Une de mes premières réflexions fut "heureusement que c'est Mankiewicz aux commandes". Son amour des dialogues ciselés, sa gestion habile du tragicomique, son second degré jamais simpliste donnent un vrai cachet à un scénario qui, confié à un tâcheron lambda, aurait pu être indigeste au bout de 15 minutes.

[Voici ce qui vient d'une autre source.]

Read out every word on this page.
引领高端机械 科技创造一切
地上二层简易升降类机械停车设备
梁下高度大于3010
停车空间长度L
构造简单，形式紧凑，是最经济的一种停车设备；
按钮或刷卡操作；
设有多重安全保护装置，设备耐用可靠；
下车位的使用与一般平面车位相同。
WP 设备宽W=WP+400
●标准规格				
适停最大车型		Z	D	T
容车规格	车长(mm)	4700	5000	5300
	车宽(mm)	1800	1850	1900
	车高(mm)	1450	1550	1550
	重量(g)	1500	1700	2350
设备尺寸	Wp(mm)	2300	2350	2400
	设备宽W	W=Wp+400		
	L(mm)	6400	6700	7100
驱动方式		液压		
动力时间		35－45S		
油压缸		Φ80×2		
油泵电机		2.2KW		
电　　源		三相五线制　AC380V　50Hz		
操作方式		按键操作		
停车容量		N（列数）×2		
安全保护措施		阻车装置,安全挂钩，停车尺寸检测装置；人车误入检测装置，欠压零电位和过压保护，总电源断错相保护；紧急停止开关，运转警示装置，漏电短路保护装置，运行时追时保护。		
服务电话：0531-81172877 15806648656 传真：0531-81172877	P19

Les deux premières heures du film sont, à cet égard, tout bonnement excellentes. L'alchimie entre Rex Harrison (plaisant Jules César guoguenard et faillible) et Elizabeth Taylor (magnifique et charismatique Cléopâtre) fonctionne surprenamment bien. Comme dans ses autres films, Mankiewicz prend son temps, déroule une fresque intime, s'attarde sur les faiblesses de chacun de ses personnages. Qu'importe l'indigestion de couleurs, de décors et de robes tant que tout ce manège sonne "vrai". Le spectateur se laisse emporter au gré de la fluidité de sa caméra espiègle.
Certes, les enjeux sont simplifiés, naïvement exprimés, mais on a signé pour le spectacle, pas pour le traité de géopolitique.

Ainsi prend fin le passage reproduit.